第2章 一虚一実
「…どうして。」
やっとでたのはかすれ声とその一言だけ。
「どうして?そうだね。それに対する答えは君にとって哲学的に聞こえると思うよ。それでもあえて説明すると、人間が好きってことかな。人間ってものが面白くて興味深くて仕方ないんだよねー。あぁ、あくまで好きなのは人間であって君じゃないから。ここ重要。」
少女は頬が熱くなるのを感じた。眉目秀麗をいいことに中身は外道極まりない。
「全部…嘘だったの?」
目を下げると男は急に体を起こし、少女へと近づく。
「自分の立場…わかってきた?……おいで。」
手を取り、連れてきたのは柵の外。数十センチほどしかないコンクリートの足場。風が強く吹いてきた。

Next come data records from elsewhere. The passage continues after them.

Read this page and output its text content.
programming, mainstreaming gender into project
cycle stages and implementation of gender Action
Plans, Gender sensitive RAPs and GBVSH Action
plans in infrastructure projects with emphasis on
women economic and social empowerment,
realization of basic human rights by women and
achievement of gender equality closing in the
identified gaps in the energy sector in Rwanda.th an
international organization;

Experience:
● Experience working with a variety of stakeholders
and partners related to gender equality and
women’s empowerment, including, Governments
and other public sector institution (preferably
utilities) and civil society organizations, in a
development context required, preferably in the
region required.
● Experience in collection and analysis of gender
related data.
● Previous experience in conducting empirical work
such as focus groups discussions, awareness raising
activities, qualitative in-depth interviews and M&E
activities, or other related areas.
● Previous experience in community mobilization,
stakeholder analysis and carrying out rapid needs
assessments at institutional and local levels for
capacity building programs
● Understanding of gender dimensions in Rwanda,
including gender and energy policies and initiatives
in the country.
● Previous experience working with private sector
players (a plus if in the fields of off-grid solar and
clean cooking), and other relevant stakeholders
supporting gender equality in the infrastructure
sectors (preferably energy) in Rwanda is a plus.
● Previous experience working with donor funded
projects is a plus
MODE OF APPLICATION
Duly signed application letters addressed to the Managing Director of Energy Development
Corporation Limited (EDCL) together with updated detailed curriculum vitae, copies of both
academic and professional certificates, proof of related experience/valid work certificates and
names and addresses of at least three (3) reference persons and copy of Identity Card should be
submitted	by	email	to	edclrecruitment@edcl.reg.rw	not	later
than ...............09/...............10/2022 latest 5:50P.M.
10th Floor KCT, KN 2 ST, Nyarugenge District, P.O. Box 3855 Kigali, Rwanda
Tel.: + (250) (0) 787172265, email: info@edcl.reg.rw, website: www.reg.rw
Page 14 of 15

「ここ、何人か飛び降りてるんだよね~。名所とまでは言わないけどさ、ここからなら確実に死ねるんだって。ほら、見てよあそこのシミ。」
示されるがままに恐る恐る覗きこむと、確かに黒い血の痕が濃く黒く姿を残している。とたんに死ぬということが怖くなってきた。
「…君さ、自分だけ特別だと思ってない?」
「?!」
「そんなことないから。皆一緒だから。」
危なっかしい足取りで端を歩く男。
「清廉潔白なだけで生きていける奴なんてどこにもいないんだからさ。秘密の一つや二つあるでしょ?自分は良くてなーんで親がダメなのか考えたことある?」
「それは…」
「結論を言わせてもらうとね浮気しても浮気知ってても、誰だってつまんない冗談に笑って甘過ぎる煮物を食べて生きてるんだと思うんだよね~。」
その瞬間少女の中でくすぶっていた何かが動いた。衝動のあまり右手が振り上げられ男を叩こうとしたが、それは当たることなく逆に掴まれ、そして体は屋上の外へと飛び出していた。